Aziz ve muhterem kardeşlerim! Demek ki, bütün müşrikler, kâfirler dünyada, ahirette çok büyük tehlikede, Allah’ın gazabına uğruyorlar. Allah onları hem dünyada cezalara, belâlara uğratır, hem de ahirette cehennemine sokar. Ama müslümanların da, Lâ ilâhe illa’llàh diyenlerin de, Lâ ilâhe illa’llàh’ı doğru söylemeleri lâzım! Lâ ilâhe illa’llàh dedikleri zaman, Lâ ilâhe illa’llàh

sözünün gereğini yapmaları lâzım! Şu fâni dünyanın, fâni lezzetlerini, eğlencelerini, zevklerini, menfaatlerini tercih edip de, dinlerinin emirlerine aykırı işler yapmamaları lâzım!..

208

Bazı insanlar maalesef, “Ben Lâ ilâhe illa’llàh diyorum, ben müslümanım!” filân diyorlar, bu sözü söylüyorlar. Hakîkaten de, ben onların samîmî olduğunu biliyorum, kabul ediyorum, yalancı olduğunu söylemiyorum. Samîmî olarak bunu söylüyorlar ama, yaşamları Lâ ilâhe illa’llàh’a uygun olmuyor. Allah’ın emirlerine, yasaklarına uymuyorlar. O zaman Allah-u Teàlâ Hazretleri, (Kezebtüm) “Siz yalancısınız, yalan söylüyorsunuz!” diyor. Lâ ilâhe illa’llàh sözlerini onlara reddediyor, Lâ ilâhe illa’llàh sözü onlardan kabul olmuyor.

Demek ki, bir müslüman “Lâ ilâhe illa’llàh” diyecek, îmanını kurtaracak, doğru bir dine girmiş olacak ama, dünyayı tercih etmeyecek. Dünya menfaatini, keyfini, zevkini, eğlencesini, hırsızlığını, arsızlığını, yüzsüzlüğünü tercih etmeyecek. Dinini tercih edecek; dininin emirlerini, yasaklarını, faziletlerini, dinin kendisine gösterdiği hayat tarzını tercih edecek.

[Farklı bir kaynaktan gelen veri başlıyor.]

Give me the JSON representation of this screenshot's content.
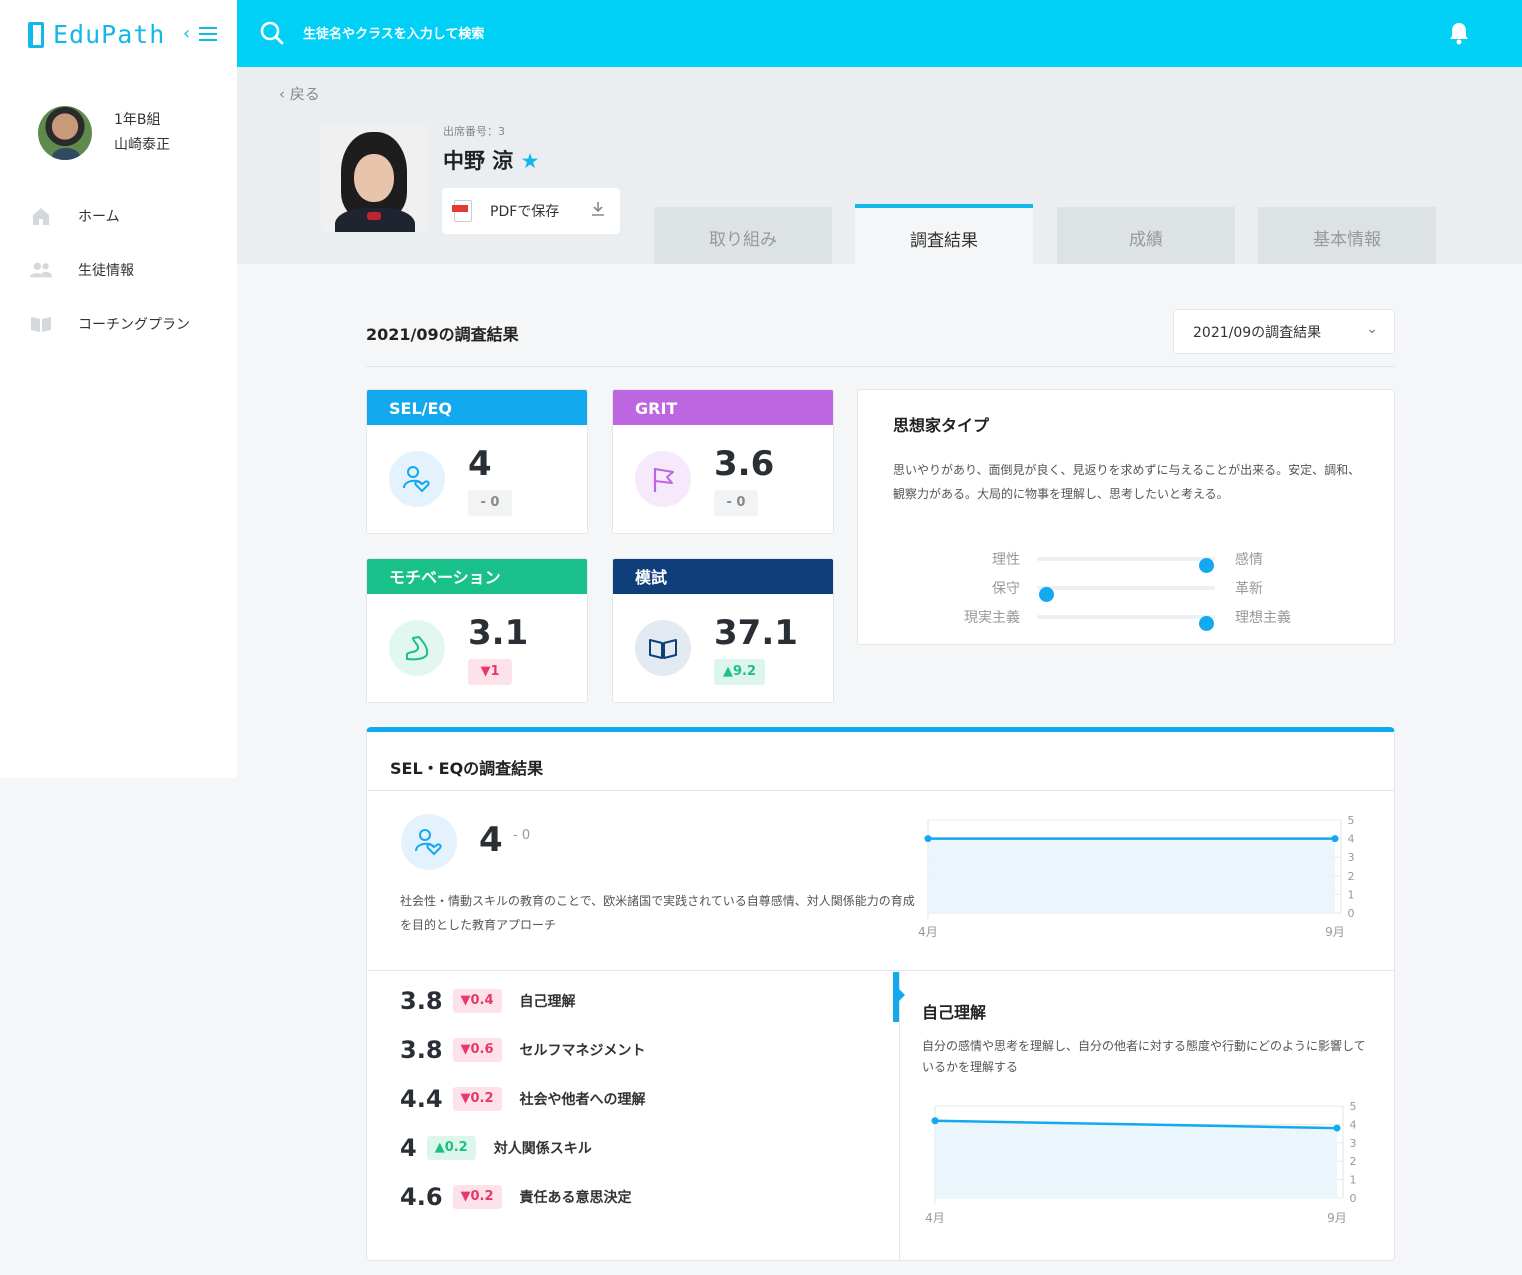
{
  "app": {
    "logo_text": "EduPath"
  },
  "search": {
    "placeholder": "生徒名やクラスを入力して検索"
  },
  "teacher": {
    "class_name": "1年B組",
    "name": "山崎泰正"
  },
  "sidebar": {
    "items": [
      {
        "label": "ホーム",
        "icon": "home-icon"
      },
      {
        "label": "生徒情報",
        "icon": "users-icon"
      },
      {
        "label": "コーチングプラン",
        "icon": "book-icon"
      }
    ]
  },
  "header": {
    "back_label": "戻る",
    "attendance_label": "出席番号：3",
    "student_name": "中野 涼",
    "favorite_star": "★",
    "pdf_label": "PDFで保存"
  },
  "tabs": [
    {
      "label": "取り組み",
      "active": false
    },
    {
      "label": "調査結果",
      "active": true
    },
    {
      "label": "成績",
      "active": false
    },
    {
      "label": "基本情報",
      "active": false
    }
  ],
  "results": {
    "title": "2021/09の調査結果",
    "period_select": "2021/09の調査結果"
  },
  "metrics": [
    {
      "title": "SEL/EQ",
      "value": "4",
      "delta": "- 0",
      "trend": "neutral",
      "color": "#12a9ee",
      "icon": "people-heart-icon"
    },
    {
      "title": "GRIT",
      "value": "3.6",
      "delta": "- 0",
      "trend": "neutral",
      "color": "#bd66e0",
      "icon": "flag-icon"
    },
    {
      "title": "モチベーション",
      "value": "3.1",
      "delta": "▼1",
      "trend": "down",
      "color": "#19c08a",
      "icon": "muscle-icon"
    },
    {
      "title": "模試",
      "value": "37.1",
      "delta": "▲9.2",
      "trend": "up",
      "color": "#0e3f7a",
      "icon": "open-book-icon"
    }
  ],
  "thinker": {
    "title": "思想家タイプ",
    "description": "思いやりがあり、面倒見が良く、見返りを求めずに与えることが出来る。安定、調和、観察力がある。大局的に物事を理解し、思考したいと考える。",
    "traits": [
      {
        "left": "理性",
        "right": "感情",
        "level": 0.95
      },
      {
        "left": "保守",
        "right": "革新",
        "level": 0.05
      },
      {
        "left": "現実主義",
        "right": "理想主義",
        "level": 0.95
      }
    ]
  },
  "sel": {
    "title": "SEL・EQの調査結果",
    "score": "4",
    "score_delta": "- 0",
    "description": "社会性・情動スキルの教育のことで、欧米諸国で実践されている自尊感情、対人関係能力の育成を目的とした教育アプローチ",
    "skills": [
      {
        "value": "3.8",
        "delta": "▼0.4",
        "trend": "down",
        "name": "自己理解"
      },
      {
        "value": "3.8",
        "delta": "▼0.6",
        "trend": "down",
        "name": "セルフマネジメント"
      },
      {
        "value": "4.4",
        "delta": "▼0.2",
        "trend": "down",
        "name": "社会や他者への理解"
      },
      {
        "value": "4",
        "delta": "▲0.2",
        "trend": "up",
        "name": "対人関係スキル"
      },
      {
        "value": "4.6",
        "delta": "▼0.2",
        "trend": "down",
        "name": "責任ある意思決定"
      }
    ],
    "detail": {
      "title": "自己理解",
      "description": "自分の感情や思考を理解し、自分の他者に対する態度や行動にどのように影響しているかを理解する"
    }
  },
  "chart_data": [
    {
      "type": "area",
      "x": [
        "4月",
        "9月"
      ],
      "series": [
        {
          "values": [
            4,
            4
          ]
        }
      ],
      "ylim": [
        0,
        5
      ],
      "yticks": [
        "0",
        "1",
        "2",
        "3",
        "4",
        "5"
      ],
      "color": "#12a9ee"
    },
    {
      "type": "area",
      "x": [
        "4月",
        "9月"
      ],
      "series": [
        {
          "values": [
            4.2,
            3.8
          ]
        }
      ],
      "ylim": [
        0,
        5
      ],
      "yticks": [
        "0",
        "1",
        "2",
        "3",
        "4",
        "5"
      ],
      "color": "#12a9ee"
    }
  ]
}
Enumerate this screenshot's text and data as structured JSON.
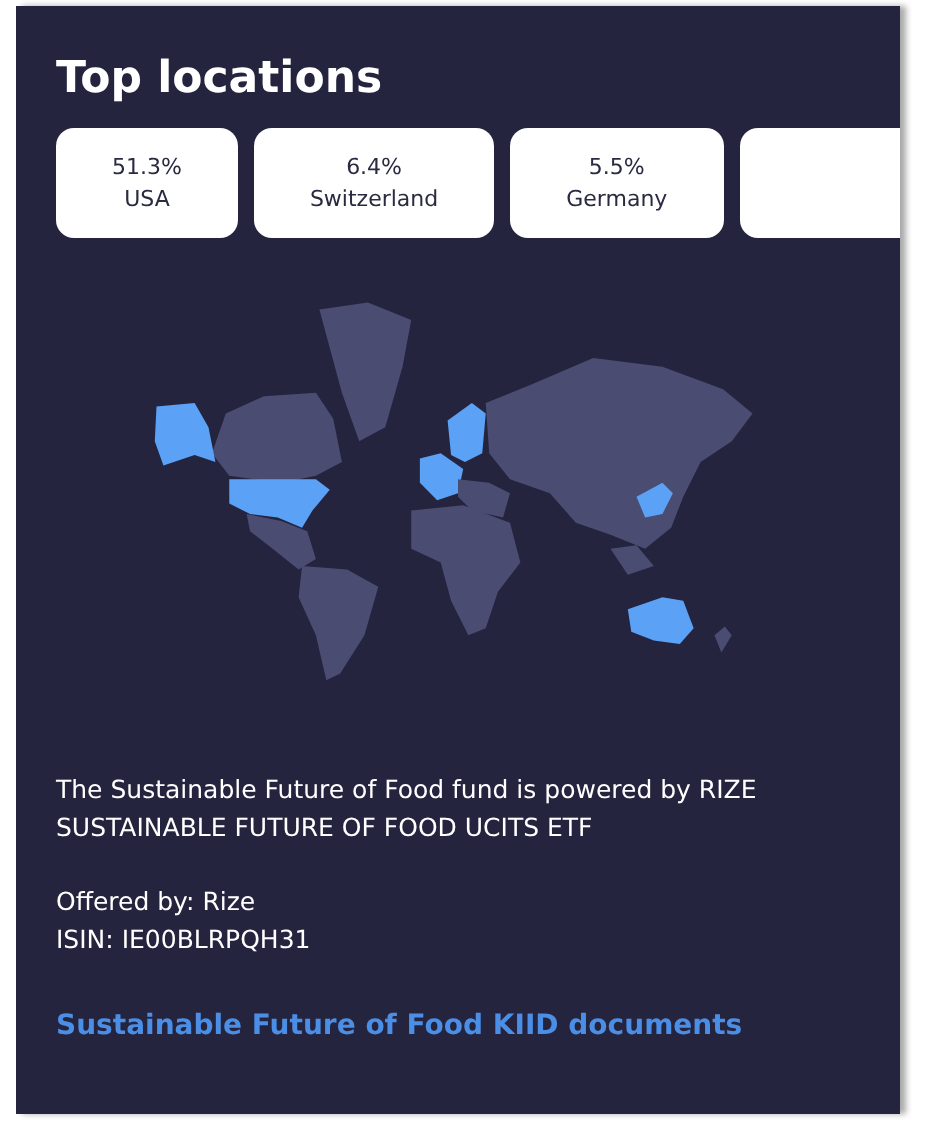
{
  "section": {
    "title": "Top locations"
  },
  "locations": [
    {
      "share": "51.3%",
      "country": "USA"
    },
    {
      "share": "6.4%",
      "country": "Switzerland"
    },
    {
      "share": "5.5%",
      "country": "Germany"
    }
  ],
  "more_locations_cut_off": true,
  "description": "The Sustainable Future of Food fund is powered by RIZE SUSTAINABLE FUTURE OF FOOD UCITS ETF",
  "details": [
    "Offered by: Rize",
    "ISIN: IE00BLRPQH31"
  ],
  "documents_link": "Sustainable Future of Food KIID documents"
}
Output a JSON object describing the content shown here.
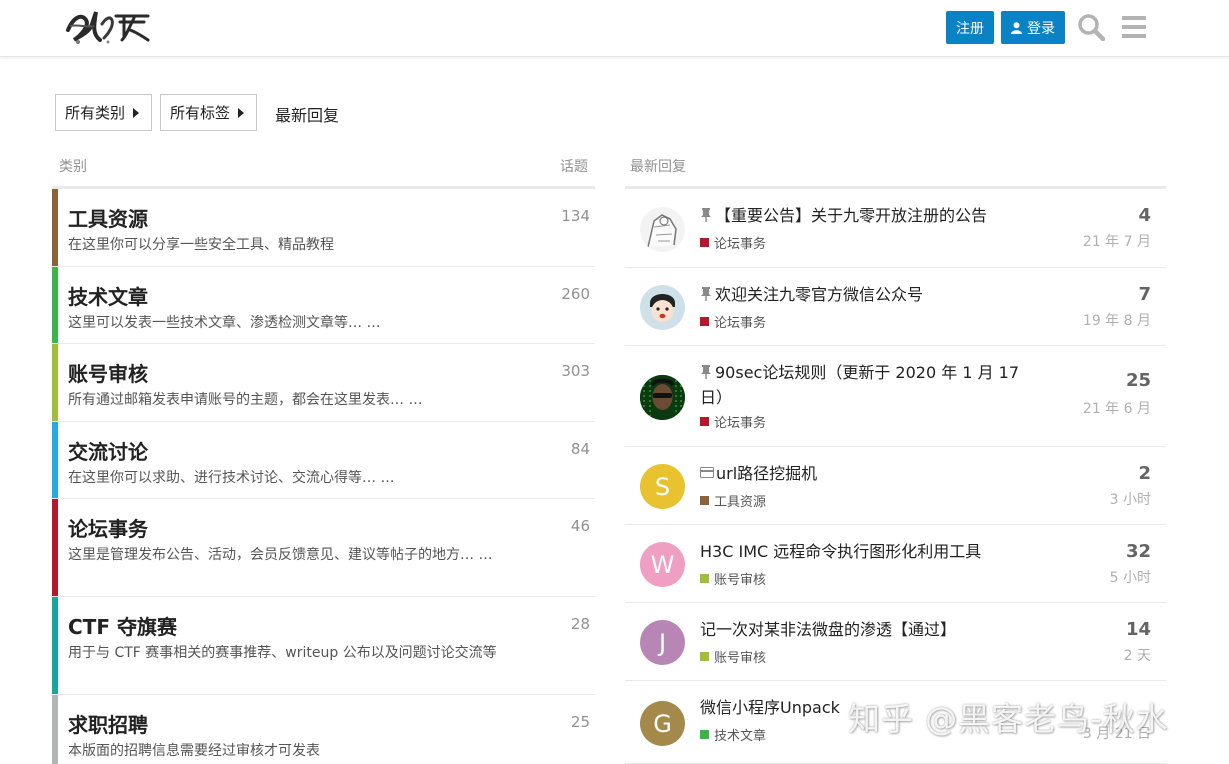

Bizim dinimiz bize ne emrediyor, yâni hangi hayat tarzını emrediyor?.. Temiz olmayı emrediyor. Temizlik dinin yarısı; ne kadar güzel, ne kadar çağdaş, ne kadar çağlar üstü... Her yönden temiz olmak; bedenen temiz olmak, kalben temiz olmak, niyet olarak temiz olmak, elbisesi temiz olmak, ibadet yeri temiz olmak, evi temiz olmak, evinin önü temiz olmak, ticareti helâl, temiz olmak... Temizliğin maddî, mânevî, mecazî, hakîkî, anlaşılan her çeşidini tavsiye ediyor. Ne kadar güzel, temizlik dini İslâm, bu bir...

Ondan sonra İslâm samîmiyet dini... Samîmiyetsizliği reddediyor. Allah’a karşı samîmî olacak, Rasûlüllah’a karşı samîmî olacak, hâlis olacak; Kur’an’a karşı samîmî olacak, müslüman kardeşlerine karşı samîmî olacak, müslümanların önderlerine karşı, âlimlerine karşı samîmî olacak, saygılı olacak, bağlı olacak.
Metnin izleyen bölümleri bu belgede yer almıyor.